14. What specific concerns bring you here at this time? 
Alright, so about a week or two ago I changed the filter (the insert, not filter itself) because it was so disgusting. I didn't realize I had to rinse it with warm water beforehand to get the carbon dust off of it, so i saw a very light amt of carbon floating at the top that I cleared off mostly. WhenI did the water change yesterday, I noticed lots of little black particles (like teh carbon) being stirred up from the bottom of the tank; and my fish's poop has gotten much darker (perhaps my imagination). He's been doing perfectly well, until this morning when I realized he was very listless and hardly swimming at all. Could this be related to the carbon? Should I do something--and what?


----------



## Falina (Feb 25, 2007)

What did you add that made the nitrate go to 0? Nitrate shouldn't ever be 0 in a cycles tank. there should alway be a reading. Anything under 20 if just fine.

Chemicals should never be added to remove nitrate/amonia/change ph etc. Water changes is the only way to go really.

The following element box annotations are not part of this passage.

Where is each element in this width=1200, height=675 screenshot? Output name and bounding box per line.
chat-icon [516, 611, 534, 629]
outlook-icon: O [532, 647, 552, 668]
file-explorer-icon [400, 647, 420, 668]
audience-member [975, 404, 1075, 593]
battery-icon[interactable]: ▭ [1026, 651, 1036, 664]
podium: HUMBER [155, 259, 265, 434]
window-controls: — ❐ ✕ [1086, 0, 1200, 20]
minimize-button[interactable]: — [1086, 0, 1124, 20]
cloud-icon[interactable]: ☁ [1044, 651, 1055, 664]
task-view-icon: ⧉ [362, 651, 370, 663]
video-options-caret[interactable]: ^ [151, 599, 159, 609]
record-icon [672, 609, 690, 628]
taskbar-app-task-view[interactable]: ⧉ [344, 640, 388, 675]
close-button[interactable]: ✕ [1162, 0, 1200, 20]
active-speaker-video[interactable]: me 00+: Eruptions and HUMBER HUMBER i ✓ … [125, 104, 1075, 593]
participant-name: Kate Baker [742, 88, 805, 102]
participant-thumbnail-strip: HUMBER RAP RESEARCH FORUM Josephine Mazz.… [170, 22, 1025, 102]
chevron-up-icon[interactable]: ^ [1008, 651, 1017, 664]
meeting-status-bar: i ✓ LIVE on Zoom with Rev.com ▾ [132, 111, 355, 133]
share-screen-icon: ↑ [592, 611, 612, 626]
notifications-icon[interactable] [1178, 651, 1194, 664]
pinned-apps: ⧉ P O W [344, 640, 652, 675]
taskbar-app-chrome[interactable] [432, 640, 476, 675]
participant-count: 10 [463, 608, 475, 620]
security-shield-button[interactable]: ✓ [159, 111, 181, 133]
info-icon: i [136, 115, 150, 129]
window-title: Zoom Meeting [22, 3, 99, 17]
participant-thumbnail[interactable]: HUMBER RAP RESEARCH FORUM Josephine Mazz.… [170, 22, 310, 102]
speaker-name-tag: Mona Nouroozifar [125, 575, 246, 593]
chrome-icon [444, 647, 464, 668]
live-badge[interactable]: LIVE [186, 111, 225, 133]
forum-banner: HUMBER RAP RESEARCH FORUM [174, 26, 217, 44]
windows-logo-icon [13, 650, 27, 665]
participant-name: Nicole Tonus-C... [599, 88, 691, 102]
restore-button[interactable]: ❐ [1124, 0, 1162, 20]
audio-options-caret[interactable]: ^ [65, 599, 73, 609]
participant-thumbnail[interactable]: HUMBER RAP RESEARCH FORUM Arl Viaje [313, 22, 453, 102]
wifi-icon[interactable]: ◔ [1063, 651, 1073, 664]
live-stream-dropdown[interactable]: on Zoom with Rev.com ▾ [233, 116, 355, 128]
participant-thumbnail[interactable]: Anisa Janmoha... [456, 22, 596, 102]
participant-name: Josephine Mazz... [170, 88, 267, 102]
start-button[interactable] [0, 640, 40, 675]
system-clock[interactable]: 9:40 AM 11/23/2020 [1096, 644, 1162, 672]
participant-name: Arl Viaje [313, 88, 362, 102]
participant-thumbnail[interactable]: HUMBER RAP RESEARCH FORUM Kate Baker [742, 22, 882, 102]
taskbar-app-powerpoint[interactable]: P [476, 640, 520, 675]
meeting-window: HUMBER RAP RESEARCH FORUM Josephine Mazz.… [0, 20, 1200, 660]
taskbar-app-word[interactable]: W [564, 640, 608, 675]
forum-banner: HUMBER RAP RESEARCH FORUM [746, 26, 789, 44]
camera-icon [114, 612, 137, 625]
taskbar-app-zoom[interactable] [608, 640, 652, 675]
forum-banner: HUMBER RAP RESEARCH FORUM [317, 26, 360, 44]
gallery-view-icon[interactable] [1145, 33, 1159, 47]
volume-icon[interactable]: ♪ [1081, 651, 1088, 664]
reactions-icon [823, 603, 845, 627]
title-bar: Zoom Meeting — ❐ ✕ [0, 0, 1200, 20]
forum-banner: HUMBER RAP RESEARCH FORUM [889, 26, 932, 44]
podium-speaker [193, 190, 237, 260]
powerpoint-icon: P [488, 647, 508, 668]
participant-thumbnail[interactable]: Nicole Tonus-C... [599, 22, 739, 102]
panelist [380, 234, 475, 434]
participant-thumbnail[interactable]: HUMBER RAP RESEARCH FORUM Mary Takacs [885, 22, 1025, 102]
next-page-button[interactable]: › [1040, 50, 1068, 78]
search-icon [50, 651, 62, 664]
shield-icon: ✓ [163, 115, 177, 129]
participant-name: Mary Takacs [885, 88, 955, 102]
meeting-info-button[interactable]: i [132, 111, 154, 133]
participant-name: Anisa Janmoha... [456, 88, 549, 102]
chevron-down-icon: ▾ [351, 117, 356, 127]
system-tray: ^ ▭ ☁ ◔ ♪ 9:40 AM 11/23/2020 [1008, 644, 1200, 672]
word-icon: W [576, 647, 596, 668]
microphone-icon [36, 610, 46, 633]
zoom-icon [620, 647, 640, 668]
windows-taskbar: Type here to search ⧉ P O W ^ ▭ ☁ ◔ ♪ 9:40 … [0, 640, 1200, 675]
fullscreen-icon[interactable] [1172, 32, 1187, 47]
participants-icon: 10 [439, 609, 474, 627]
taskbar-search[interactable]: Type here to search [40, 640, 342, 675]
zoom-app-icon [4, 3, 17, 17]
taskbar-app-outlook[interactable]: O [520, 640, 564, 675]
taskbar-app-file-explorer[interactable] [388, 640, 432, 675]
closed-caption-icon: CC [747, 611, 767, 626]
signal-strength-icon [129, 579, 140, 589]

But with a reading of only 5 there was never cause for concern.


----------



## okiemavis (Nov 10, 2007)

I doubt it is dangerous, although I can't say I know for sure. It's likely that he ate some of it, which is why his poop is darker, but I don't think it would do any actual harm.

Nitrates are really hard to get a reading on, you've got to shake the bottles like crazy. It's possible you were getting a false low reading before, and after the water change it was even lower, not enough to show up on the test. Also, I use Prime to condition my water, and it says it "detoxifies" nitrates, so if you used a water conditioner that might be why it's not showing on the test.


----------